Coalizioni e sondaggi
Per quanto riguarda le coalizioni, attualmente la più concreta è quella del centrodestra. Nonostante Forza Italia e Lega sostenessero il governo Draghi e Fratelli d’Italia fosse l’unico partito di opposizione, dopo la caduta del governo Draghi, con l’avvicinarsi delle elezioni i tre partiti si sono riuniti e hanno quasi raggiunto la quadra.
Il problema più grande da risolvere riguarda la decisione su chi, in caso di vittoria, andrebbe a ricoprire la carica di Premier. Nei patti del centrodestra la regola più nota è che il partito che prende più voti è anche quello che decide la premiership. Questa decisione, favorevole a Lega e Forza Italia quando i sondaggi li davano rispettivamente favorevoli, si era incrinata dato il vantaggio che i sondaggi danno ora a Fratelli d’Italia. Giorgia Meloni, con il suo partito di opposizione, nei sondaggi viene data tra il 22% e il 25% di consensi, mentre gli altri partiti di centrodestra avrebbero percentuali di gran lunga inferiori. Per questo motivo il centrodestra non può presindere da Fratelli d’Italia, che però pretende la guida del governo in caso di vittoria.
La sicurezza del centrodestra sull’esito del voto sembra piuttosto forte, tanto che in questi giorni si continua a parlare delle cariche che anche gli altri due leader di partito andrebbero a ricoprire. Per Silvio Berlusconi le voci che si sentono sono quelle che gli affiderebbero la carica di Presidente del Senato, seconda carica dello Stato, segnando così un suo ritorno in Parlamento. Per Matteo Salvini l’incarico sarebbe invece quello di Ministro dell’Interno, che gli permetterebbe di gestire i punti programmatici su cui ha sempre usato toni forti nella sua linea politica.
La sicurezza del centrodestra dovrà comunque fare i conti con la realtà delle elezioni, in cui sono in gioco anche altri partiti. L’attuale legge elettorale, il cosiddetto “Rosatellum”, è un sistema misto maggioritario-proporizionale, che rende indispensabili le coalizioni. Il Partito Democratico è in una fase difficile in tema di alleanze. Dopo la caduta del governo Draghi, con i 5 Stelle sembra che non ci sia possibilità di riavvicinamento e i dem guardano tanto ai partiti minori della sinistra quanto ai sommovimenti in corso nel centro.
Il 25 settembre
Il voto ravvicinato del 25 settembre serve per tentare di fare approvare al futuro Parlamento la legge di bilancio nei tempi prestabiliti. La legge di bilancio è fondamentale per non finire nel giogo dell’esercizio provvisorio.

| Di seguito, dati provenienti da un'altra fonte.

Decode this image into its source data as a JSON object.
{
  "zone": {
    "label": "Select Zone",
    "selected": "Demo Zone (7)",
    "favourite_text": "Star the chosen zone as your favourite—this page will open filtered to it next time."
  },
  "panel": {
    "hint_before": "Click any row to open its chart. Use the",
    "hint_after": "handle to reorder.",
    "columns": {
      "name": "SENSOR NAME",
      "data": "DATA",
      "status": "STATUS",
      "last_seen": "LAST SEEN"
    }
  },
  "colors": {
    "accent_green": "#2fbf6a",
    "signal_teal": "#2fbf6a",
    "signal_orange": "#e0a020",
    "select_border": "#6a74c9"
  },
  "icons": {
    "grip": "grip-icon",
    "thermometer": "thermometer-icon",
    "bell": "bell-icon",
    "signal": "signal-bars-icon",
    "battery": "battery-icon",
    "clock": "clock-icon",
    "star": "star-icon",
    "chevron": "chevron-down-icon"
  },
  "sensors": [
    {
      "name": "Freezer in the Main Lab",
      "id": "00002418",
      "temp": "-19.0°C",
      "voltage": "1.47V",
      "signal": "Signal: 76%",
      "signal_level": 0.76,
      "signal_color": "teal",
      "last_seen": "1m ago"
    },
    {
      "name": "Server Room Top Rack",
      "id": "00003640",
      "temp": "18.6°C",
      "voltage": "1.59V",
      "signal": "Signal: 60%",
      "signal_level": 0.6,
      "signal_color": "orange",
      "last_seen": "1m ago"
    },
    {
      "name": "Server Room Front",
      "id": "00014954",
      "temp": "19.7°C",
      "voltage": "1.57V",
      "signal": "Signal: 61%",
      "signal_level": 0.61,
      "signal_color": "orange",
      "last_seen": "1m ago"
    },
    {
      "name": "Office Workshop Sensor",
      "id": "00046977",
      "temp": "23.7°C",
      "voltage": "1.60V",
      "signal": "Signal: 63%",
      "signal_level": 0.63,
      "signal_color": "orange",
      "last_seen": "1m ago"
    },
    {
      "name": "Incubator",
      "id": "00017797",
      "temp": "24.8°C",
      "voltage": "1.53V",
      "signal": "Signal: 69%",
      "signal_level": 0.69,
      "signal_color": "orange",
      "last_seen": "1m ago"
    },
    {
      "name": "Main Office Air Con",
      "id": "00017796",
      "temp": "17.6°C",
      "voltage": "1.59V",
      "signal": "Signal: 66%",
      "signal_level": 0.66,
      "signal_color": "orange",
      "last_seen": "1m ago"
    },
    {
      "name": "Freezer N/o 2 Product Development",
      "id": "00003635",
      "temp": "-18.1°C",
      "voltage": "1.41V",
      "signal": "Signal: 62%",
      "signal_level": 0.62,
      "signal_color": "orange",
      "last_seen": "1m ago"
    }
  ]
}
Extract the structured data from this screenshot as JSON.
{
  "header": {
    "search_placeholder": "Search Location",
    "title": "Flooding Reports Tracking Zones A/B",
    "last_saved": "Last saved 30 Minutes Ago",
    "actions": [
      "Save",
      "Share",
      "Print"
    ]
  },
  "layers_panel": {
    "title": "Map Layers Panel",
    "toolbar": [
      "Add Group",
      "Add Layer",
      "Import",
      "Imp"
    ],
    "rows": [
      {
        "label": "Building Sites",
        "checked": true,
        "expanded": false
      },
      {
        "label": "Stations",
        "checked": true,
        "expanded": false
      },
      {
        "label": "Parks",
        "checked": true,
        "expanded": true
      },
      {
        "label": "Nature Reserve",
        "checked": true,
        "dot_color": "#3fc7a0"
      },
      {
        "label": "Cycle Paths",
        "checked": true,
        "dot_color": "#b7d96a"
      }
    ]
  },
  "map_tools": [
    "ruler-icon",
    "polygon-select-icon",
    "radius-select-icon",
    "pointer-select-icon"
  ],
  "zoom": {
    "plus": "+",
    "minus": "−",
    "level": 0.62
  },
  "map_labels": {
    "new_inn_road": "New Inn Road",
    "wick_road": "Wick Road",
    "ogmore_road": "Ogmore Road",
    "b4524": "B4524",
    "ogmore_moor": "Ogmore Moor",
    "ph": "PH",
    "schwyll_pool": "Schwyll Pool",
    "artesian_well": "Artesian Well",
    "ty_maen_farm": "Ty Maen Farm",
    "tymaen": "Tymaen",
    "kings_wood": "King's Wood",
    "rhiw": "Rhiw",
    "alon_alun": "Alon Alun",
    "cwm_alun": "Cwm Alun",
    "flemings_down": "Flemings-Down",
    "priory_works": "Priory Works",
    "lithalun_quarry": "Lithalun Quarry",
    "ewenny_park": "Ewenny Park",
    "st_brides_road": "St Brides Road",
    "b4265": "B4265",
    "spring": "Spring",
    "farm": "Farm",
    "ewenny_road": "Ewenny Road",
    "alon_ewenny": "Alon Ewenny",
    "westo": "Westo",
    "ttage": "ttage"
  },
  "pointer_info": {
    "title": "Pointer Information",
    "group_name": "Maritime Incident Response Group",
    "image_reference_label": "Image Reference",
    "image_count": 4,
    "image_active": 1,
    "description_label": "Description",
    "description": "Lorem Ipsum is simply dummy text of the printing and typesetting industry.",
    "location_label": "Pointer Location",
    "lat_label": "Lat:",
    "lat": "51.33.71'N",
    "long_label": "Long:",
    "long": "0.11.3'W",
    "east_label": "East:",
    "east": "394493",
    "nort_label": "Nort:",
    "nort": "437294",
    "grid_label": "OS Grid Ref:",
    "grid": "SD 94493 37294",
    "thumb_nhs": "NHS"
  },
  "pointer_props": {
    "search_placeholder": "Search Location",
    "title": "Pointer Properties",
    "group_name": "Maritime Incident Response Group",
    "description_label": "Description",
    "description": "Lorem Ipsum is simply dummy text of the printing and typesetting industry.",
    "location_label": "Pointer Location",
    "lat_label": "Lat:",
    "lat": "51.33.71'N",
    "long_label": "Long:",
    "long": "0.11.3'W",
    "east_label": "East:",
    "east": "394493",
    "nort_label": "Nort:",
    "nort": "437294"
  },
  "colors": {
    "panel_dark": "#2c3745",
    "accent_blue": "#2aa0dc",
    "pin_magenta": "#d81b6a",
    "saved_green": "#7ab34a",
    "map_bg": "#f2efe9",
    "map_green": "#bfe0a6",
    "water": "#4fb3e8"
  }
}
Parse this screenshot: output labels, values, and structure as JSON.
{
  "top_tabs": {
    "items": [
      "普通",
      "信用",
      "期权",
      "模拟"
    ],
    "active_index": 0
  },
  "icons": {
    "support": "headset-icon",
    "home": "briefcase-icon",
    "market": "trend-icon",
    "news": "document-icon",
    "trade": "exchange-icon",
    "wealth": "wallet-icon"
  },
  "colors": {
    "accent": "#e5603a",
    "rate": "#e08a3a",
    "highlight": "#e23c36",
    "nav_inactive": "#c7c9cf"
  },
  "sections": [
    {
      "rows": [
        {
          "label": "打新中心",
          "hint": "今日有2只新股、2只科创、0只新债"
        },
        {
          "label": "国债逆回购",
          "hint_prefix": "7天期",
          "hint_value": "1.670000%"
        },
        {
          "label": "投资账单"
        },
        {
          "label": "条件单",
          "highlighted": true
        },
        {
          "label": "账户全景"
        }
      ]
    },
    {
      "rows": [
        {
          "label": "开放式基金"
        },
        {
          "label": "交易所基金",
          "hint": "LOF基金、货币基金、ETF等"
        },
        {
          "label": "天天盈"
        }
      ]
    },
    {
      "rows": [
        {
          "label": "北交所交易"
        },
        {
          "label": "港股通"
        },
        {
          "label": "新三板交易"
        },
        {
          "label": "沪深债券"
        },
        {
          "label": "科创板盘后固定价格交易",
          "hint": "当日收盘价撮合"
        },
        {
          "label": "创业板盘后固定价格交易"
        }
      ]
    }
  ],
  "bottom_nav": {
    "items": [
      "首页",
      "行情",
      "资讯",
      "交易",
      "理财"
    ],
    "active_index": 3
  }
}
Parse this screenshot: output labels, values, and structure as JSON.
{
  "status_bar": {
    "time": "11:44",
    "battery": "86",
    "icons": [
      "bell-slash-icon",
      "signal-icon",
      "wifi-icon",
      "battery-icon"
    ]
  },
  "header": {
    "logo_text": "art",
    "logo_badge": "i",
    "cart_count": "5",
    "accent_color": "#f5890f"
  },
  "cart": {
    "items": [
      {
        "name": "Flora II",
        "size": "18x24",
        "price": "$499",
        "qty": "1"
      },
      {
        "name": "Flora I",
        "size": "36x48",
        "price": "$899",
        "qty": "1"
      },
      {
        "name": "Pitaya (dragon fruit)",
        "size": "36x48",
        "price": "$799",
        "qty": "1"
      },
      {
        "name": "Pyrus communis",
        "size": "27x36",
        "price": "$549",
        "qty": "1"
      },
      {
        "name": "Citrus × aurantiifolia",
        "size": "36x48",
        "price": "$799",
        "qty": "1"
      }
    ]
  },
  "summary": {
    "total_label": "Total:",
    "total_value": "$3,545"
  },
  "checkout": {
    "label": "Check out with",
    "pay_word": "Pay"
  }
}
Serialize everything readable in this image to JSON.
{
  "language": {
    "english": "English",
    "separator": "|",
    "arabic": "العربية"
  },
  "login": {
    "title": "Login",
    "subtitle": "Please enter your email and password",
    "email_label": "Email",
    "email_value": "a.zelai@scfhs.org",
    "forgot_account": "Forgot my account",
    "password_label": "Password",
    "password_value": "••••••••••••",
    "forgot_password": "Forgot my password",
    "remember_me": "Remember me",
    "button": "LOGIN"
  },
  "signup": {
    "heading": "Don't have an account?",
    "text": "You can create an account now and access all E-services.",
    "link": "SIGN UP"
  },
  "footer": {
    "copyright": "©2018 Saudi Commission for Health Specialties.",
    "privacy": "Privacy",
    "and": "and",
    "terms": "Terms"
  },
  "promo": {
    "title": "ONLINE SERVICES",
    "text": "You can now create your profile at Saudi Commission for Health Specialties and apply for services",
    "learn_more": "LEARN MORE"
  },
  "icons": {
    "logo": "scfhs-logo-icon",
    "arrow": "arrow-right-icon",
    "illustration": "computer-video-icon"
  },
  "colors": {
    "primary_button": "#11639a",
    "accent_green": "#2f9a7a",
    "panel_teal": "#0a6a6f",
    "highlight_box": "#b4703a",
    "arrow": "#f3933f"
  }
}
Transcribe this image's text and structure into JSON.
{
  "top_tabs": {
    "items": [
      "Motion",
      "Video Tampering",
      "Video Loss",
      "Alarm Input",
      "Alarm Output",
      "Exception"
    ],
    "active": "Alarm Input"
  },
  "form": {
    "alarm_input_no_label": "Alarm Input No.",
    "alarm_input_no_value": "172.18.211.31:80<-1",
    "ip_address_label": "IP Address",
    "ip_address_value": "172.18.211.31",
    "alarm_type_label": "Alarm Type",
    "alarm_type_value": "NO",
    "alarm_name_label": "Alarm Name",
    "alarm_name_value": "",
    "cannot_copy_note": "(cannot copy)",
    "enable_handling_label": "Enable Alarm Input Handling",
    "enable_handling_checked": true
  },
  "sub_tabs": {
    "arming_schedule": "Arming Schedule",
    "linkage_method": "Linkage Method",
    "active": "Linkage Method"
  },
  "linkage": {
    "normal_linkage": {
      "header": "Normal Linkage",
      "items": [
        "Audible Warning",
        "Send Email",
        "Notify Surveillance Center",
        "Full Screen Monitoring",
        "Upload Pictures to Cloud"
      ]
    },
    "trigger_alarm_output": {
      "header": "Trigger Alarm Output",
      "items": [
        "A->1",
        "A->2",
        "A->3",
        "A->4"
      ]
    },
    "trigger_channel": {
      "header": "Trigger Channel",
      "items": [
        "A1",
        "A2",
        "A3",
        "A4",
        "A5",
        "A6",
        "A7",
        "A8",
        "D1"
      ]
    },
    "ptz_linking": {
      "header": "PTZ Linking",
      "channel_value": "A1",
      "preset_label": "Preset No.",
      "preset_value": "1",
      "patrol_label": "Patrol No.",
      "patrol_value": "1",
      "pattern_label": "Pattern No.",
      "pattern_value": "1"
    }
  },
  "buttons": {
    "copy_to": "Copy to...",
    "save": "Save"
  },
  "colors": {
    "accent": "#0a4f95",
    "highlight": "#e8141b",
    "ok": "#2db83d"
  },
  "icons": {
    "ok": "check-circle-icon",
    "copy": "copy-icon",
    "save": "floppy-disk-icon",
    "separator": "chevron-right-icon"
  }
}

Oltre allo strano periodo di campagna elettorale estivo, in cui solitamente il clima nazionale non sembra voler pensare alla politica, resta un altro grandissimo problema su cui il Parlamento non è riuscito a legiferare: il voto a distanza e il voto dei fuori sede. Questa sarebbe una misura importante per cercare di combattere l’astensionismo all’interno del Paese. I dati sull’affluenza indicano che il numero degli elettori è piuttosto basso, ma non si considera che in molti sono privati della possibilità di recarsi a votare ed esercitare il proprio diritto e il proprio dovere. Anche durante questa legislatura si è rimasti immobili su questo fronte estremamente importante, e si arriverà alle elezioni impreparati circa l’inclusività di gran parte dei cittadini.
Nell’attesa del 25 settembre, il governo comunque non si ferma. Mario Draghi resterà in carica per i cosiddetti affari correnti fino a quando non si sarà delineato il nuovo governo e Primo Ministro che prenderà il suo posto. Le questioni da risolvere sono tante e molto rilevanti. Oggi, più che in altri tempi, il governo provvisorio mantiene ancora un margine di manovra piuttosto importante.